A Strong Sense of Justice and Curiosity for the Law

A Conversation On Lessons Learned & Life In The Law With Paula Hernandez

Paula Hernandez is an associate in our Real Estate practice group who works out of our new San Bernardino office. Her practice focuses on land use, handling a wide range of cases involving legal issues related to environmental, zoning, real estate, and property law. 

We recently had the pleasure of talking with Paula about lessons learned, and her new life in the legal profession as an attorney at Fennemore.

As we enter July, this week we’re happy to turn the spotlight on Paula Hernandez who works out of our San Bernardino office! How are things going during the transition? And what’s your vision for the future as we continue to grow in Southern California?

The transition has been great. It’s been exciting to learn about all the opportunities and resources Fennemore has to offer. It has also been great to connect with Fennemore attorneys’ in the various offices. 

My hope for the future is that Fennemore continues to grow and expand in this region and leading the way as an innovative law firm.

Without naming your clients, are there any intriguing current matters that you’re working on in the land use/ real estate sector?

One of our clients was issued a building permit last year, granting him permission to construct a structure on his property. The client had performed substantial work and spent over $150,000 in reliance on the building permit, but now, the City is stating that it is revoking the building permit because it was issued in error and it violates the City’s Municipal Code. 

We have discovered evidence of political motion that likely triggered the City rescinding the budling permit. We filed a lengthy appeal letter on behalf of our client and are now waiting for the City Clerk to set a date for the public hearing before the City Council.

What would you tell your younger self – or a 1L at the Pepperdine University School of Law School now contemplating a career in the legal profession?

My advice to a 1L would be as follows:  Focus on writing and legal research.  Your mastery of these two skills sets will be critical to your career and help you thrive, no matter what area of law you eventually practice.  

Who is your hero – or the person who has had the greatest impact on your life and career?

My father. He studied law as a second career when I was a baby. Shortly after he graduated from law school, he opened his private practice in Riverside, focusing on immigration and family law. Growing up, I watched my dad help his community and he instilled in me a strong sense of justice and curiosity for the law. He encouraged me to always work hard.

Talk about your biggest failure. What did you learn? And how did you pick up the pieces and move forward?

One of my biggest failures to date was not passing the California bar exam the first time I took it. But it taught me perseverance and it caused me to have to adapt my approach to studying in order to achieve different results.

Success today sometimes requires us to be adapt when necessary.

What’s the best – and worst – piece of career advice that you’ve ever received?

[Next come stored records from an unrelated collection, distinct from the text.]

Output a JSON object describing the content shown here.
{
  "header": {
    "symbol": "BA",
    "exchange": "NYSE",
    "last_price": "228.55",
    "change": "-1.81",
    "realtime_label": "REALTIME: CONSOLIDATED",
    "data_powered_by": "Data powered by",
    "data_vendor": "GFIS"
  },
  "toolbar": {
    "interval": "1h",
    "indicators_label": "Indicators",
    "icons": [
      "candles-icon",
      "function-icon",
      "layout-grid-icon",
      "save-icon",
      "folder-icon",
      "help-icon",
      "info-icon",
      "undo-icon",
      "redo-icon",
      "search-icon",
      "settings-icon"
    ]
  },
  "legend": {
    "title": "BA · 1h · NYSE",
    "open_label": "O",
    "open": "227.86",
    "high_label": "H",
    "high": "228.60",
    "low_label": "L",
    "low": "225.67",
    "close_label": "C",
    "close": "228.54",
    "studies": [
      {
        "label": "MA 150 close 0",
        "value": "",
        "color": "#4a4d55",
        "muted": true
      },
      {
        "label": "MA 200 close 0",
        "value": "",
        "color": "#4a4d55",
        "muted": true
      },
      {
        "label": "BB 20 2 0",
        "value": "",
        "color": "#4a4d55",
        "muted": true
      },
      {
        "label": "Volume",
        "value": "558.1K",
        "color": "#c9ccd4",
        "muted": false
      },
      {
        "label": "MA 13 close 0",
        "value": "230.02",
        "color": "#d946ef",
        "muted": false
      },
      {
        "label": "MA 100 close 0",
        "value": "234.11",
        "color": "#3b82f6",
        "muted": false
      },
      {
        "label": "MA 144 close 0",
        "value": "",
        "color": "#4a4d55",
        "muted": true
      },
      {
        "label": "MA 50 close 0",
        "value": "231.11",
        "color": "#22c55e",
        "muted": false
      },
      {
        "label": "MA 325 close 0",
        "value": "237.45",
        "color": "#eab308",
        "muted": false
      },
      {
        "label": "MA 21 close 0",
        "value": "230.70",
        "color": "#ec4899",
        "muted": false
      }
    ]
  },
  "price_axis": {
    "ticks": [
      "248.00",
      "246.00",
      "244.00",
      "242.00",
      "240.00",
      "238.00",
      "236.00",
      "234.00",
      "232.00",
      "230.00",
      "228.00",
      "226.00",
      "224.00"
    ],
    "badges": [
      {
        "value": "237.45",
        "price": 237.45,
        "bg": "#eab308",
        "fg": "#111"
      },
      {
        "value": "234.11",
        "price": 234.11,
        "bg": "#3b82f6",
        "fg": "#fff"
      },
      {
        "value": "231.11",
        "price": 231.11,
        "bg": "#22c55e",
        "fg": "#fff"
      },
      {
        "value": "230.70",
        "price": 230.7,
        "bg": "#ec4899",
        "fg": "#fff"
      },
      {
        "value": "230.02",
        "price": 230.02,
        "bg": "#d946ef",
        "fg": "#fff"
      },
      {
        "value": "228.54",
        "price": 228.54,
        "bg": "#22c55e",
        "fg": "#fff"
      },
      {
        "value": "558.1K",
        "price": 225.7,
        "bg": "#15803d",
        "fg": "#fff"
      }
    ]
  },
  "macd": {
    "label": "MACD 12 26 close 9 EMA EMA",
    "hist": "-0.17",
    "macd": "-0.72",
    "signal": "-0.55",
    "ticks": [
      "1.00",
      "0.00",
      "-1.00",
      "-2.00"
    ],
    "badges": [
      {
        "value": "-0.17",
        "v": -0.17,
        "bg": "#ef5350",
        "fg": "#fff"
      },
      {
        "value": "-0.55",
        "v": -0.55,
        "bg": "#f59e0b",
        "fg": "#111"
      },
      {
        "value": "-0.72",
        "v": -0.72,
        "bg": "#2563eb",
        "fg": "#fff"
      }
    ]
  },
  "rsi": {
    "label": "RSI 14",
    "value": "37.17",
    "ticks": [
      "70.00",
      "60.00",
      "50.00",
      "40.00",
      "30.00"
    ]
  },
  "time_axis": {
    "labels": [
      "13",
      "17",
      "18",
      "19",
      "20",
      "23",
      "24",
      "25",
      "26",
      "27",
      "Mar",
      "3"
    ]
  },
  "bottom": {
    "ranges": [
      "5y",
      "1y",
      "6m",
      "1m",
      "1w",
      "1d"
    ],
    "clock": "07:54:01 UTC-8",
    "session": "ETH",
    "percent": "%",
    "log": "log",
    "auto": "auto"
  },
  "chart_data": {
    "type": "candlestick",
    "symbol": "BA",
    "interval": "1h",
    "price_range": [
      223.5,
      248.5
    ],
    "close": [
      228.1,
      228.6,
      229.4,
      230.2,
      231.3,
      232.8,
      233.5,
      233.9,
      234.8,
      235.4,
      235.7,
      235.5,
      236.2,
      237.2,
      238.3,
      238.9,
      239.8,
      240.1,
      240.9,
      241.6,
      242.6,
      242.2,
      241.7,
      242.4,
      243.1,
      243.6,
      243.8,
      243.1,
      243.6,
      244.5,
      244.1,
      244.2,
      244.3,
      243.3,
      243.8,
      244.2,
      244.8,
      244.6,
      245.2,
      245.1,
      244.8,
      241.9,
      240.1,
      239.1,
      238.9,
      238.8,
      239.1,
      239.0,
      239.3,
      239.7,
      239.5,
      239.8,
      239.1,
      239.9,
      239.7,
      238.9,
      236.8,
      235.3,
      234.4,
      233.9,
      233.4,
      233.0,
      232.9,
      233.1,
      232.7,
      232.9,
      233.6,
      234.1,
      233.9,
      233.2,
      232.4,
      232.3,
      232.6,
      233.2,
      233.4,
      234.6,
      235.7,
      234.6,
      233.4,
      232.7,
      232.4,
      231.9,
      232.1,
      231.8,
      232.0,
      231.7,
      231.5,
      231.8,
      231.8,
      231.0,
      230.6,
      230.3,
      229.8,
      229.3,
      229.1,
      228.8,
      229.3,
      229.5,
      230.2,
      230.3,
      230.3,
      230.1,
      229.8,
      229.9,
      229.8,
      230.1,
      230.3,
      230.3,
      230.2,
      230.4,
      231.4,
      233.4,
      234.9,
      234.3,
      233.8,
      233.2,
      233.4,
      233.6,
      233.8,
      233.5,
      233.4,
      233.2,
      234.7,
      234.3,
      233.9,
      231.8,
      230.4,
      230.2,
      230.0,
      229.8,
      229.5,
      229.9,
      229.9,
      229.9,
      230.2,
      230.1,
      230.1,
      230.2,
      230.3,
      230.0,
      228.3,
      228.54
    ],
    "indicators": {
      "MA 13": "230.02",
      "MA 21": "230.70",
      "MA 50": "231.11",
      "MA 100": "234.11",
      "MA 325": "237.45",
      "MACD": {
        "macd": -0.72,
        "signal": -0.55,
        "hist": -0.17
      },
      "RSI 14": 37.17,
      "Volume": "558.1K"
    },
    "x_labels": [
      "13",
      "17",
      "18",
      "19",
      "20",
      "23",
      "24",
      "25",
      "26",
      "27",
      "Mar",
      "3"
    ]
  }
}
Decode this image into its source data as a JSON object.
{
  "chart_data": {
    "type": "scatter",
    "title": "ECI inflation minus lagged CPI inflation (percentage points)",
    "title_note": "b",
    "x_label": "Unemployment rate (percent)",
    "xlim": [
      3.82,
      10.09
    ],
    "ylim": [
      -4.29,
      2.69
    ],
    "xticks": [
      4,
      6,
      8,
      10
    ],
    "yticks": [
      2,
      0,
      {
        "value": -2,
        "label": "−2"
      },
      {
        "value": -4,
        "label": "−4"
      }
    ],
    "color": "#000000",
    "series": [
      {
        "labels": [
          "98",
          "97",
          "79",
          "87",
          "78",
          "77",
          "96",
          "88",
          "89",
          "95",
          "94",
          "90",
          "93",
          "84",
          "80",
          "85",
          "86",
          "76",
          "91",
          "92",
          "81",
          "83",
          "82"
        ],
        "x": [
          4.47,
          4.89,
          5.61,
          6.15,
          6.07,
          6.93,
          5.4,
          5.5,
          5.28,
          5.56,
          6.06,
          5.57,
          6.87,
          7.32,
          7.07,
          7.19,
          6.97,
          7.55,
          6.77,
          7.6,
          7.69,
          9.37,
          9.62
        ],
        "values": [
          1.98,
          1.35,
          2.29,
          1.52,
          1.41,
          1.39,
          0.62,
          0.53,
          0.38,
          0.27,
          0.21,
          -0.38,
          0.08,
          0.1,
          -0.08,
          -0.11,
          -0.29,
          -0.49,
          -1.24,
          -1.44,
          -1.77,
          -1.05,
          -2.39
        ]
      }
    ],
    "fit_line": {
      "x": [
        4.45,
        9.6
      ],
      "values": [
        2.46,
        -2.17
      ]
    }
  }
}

Best piece of career advice:

I have received two great pieces of advice that I always keep in mind. 

  1. “Slow down and proofread, proofread, proofread.”
  2. “Learn to communicate effectively.” I was told that effective communication is about being concise and relevant. This skill will need to be learned, practiced, and honed throughout your career.

Worst piece of career advice:  “Opposing counsel is always your enemy.” By having this mentality, you often miss opportunities to collaborate and find solutions that benefit both our clients.

What are you currently listening to (podcast or music); reading; and watching/streaming?

Watching:  Formula 1: Drive to Survive

Reading: Think Again by Adam Grant (courtesy of James Goodnow)

Podcast: The Happiness Lab with Dr. Laurie Santo

Okay, last but not least, tell us more about the two months you spent in Kampala in 2014, working for the Ugandan Directorate of Public Prosecutions. What did you learn from this experience?

It was incredible opportunity to be able to see how the judicial and legal system functions in a different county. Uganda has, for years, faced a significant issue with case backlog in their courts.  My key role that summer was to assist in implementing plea bargaining and to train key stakeholders around on the country on its use. 

Many thanks to Paula – and to all of the new attorneys in our Southern California offices – for your creative insights that are already impacting our clients, and the communities where we live and serve!